Tempo de mudança
Nunca me esquecerei desse acontecimento
Na vida de minhas retinas tão fatigadas
Nunca me esquecerei que no meio do caminho
Tinha uma pedra
Tinha uma pedra no meio do caminho
No meio do caminho tinha uma pedra.
Não sei se alguma vez Drummond explicou esse seu poema enigmático, escrito há quase cem anos, mas se o fez, a sua explicação seria apenas mais uma dentre muitas. A obra de arte tem vida própria e o artista perde o controle sobre ela: vai ser infinitamente interpretada, seja por pessoas sensíveis ou não.
No caso de “No meio do caminho”, a maior parte das interpretações assume que o poema fala sobre os obstáculos que encontramos ao longo da vida e que dificultam ou impedem a nossa caminhada.

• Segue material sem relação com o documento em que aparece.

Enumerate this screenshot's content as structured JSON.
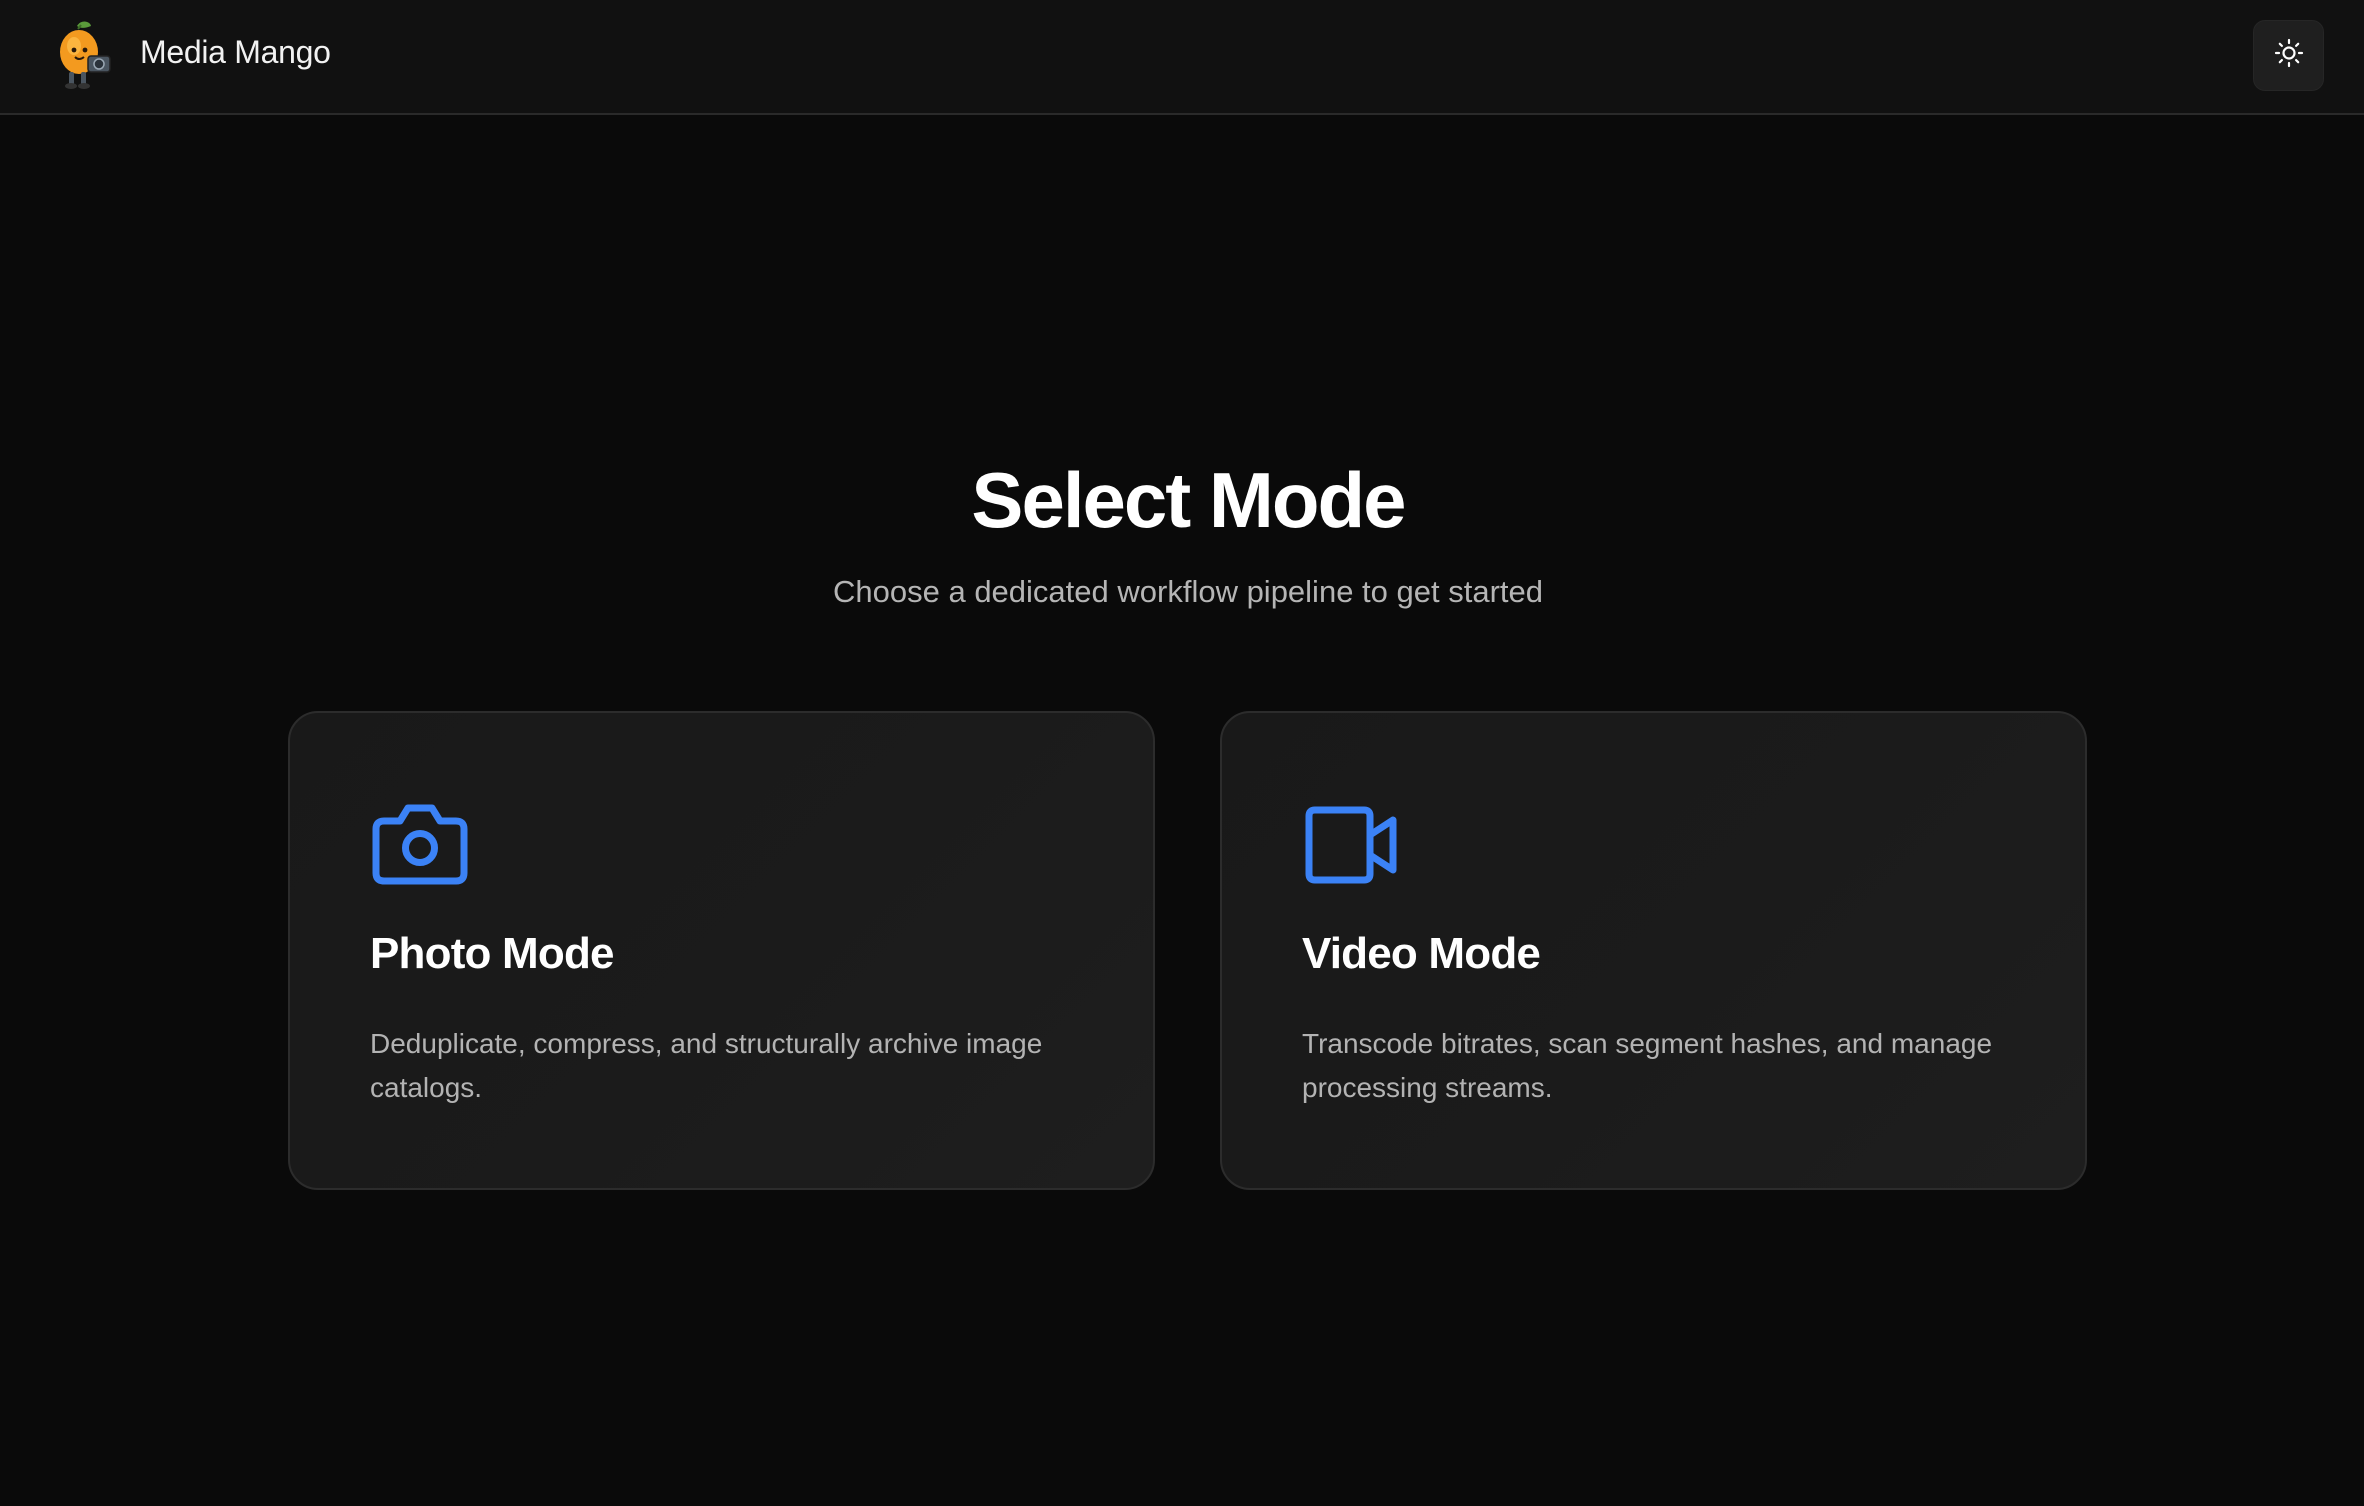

Esta conclusão me parece apressada.
Se nos atermos ao que está efetivamente escrito, sem colocar palavras na boca daquele itabirano genial, e que na definição sucinta e profunda do amigo Oscar Niemeyer, “...era um homem bom”, vemos que Drummond não classifica a pedra, não diz se o seu encontro foi dadivoso ou ruim e nem se queixa de que ela tenha sido um entrave para qualquer ação.
Existem pedras e pedras, grandes e pequenas, existe o granito e a turmalina rosa, quebradiça; o diamante é, e o seixo rolado também. Considerar que uma pedra no caminho é um desastre, é arbitrário: pergunte a um garimpeiro. Um matacão no meio da estrada é um estorvo, mas com três ou quatro calhaus se faz um fogão.
De qualquer modo, remover a pedra não é a única coisa a fazer e nem sempre a mais sensata, como mostra a destruição de algumas serras mineiras.
Drummond diz que suas retinas estão fatigadas, mas que topar com aquela pedra foi algo inesquecível e o inesquecível quase nunca é negativo. Um navegador cansado, no século XIV, ao se deparar com a pedra da Gávea, certamente comemorou, assim como um bandeirante perdido, ao avistar o pico do Cauê: o encontro com certas pedras é motivo de júbilo.
Uma possibilidade mais rica de interpretar aquela obra-prima de Drummond, me veio com a observação de uma saudosa professora, quando disse que a Arte pode provocar deslocamentos.
Gosto de pensar na pedra de Drummond como a própria obra de arte, como aquele evento que encontra as nossas retinas carentes daquele brilho vital e faz com que a gente mude de direção, que dê a volta, que queira subir ou correr.
Uma pedra no caminho, às vezes, assim como a Arte, sempre, nos convida a modificar o nosso ponto de vista, a ver o novo, ou o trivial, com outros olhos. Nos convida a mudar o caminho ou o modo de caminhar.